Referring to certain observations in that case that the Customs Officers are not required to act judicially on legal evidence tendered on oath and

they are not authorised to administer oath to any witness, their Lordships said that they were obiter. On a review of these decisions, the following

law was laid down in Indo-China Steam Navigation Company (supra):

The result, therefore, is that it is no longer open to doubt that the Customs Officer is not a Court or Tribunal though in adjudicating upon matters

u/s 167 of the Act, he has to act in a judicial manner.

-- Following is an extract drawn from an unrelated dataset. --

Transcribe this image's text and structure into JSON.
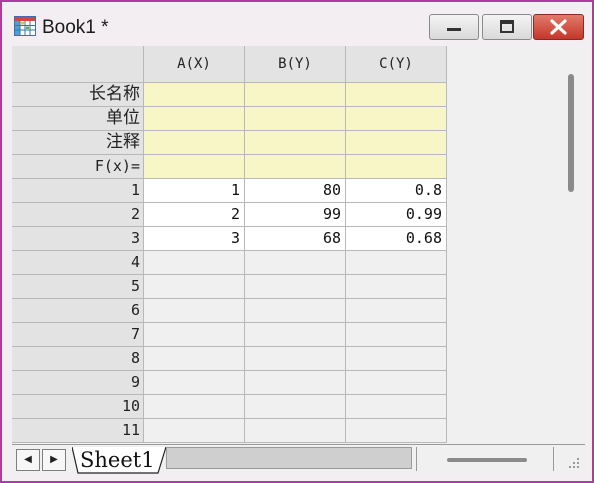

7. As regards the penalty provided in Rule 126-L (16), it is true that the penalty, which may extend to five times the value of the gold or one

thousand rupees, whichever is more, is punishment, and it is also made expressly clear in the same clause that such penalty may be imposed ""in

addition to any liability for any punishment under this Part"". This clearly means that two punishments are provided: (i) Penalty under Rule 126-L

(16); and (ii) punishment under Rule 126-P. But these two punishments differ in their nature. The former can be imposed by the authorities

enumerated in the clause itself, but not by a Court of law, while the latter can be awarded only by a criminal Court after trial. The fundamental right

under Article 20 (2) of the Constitution is not infringement, unless the accused has already been ""prosecuted and punished"", which words indicate

that there must be not only punishment but also prosecution. And, as already said, a prosceution in this context means initiation or starting of

proceeding of a criminal nature before a Court of law or a judicial tribunal in accordance with the procedure prescribed in the statute, which

creates the offence and regulates punishment. See Maqbool Hussain (supra). Proceedings before the competent authorities mentioned in Rule 126-

L (16), do not constitute prosecution. That being so, such proceedings do not bar a criminal prosecution for the same offence, although punishable

under two different provisions.

8. For the reasons aforesaid, it must be held that a proceeding under Rule 126-M (8) of the Gold Control Rules, for imposition of fine in lieu of

confiscation, or a proceeding under Rule 126-L (16) for imposition of penalty, is not prosecution within the meaning of Article 20 (2) of the

Constitution. It is not a proceeding either by way of indictment or information in a criminal Court. The officer dealing with the matter is not a

criminal Court; the imposition of fine in lieu of confiscation is not punishment. Therefore, the trial of a person accused of the offence under Rule

126-P of the Gold Control Rules is not an infringement of his rights under Article 20 (2) of the Constitution on the ground of double jeopardy, nor

can his plea of autre-fois convict u/s 403, Criminal Procedure, be upheld just because a penalty has been imposed by a competent officer under

Rule 126-L (16), or because he has been given an option under Rule 126-M (8) (a) of the Gold Control Rules. 9. The petition is dismissed.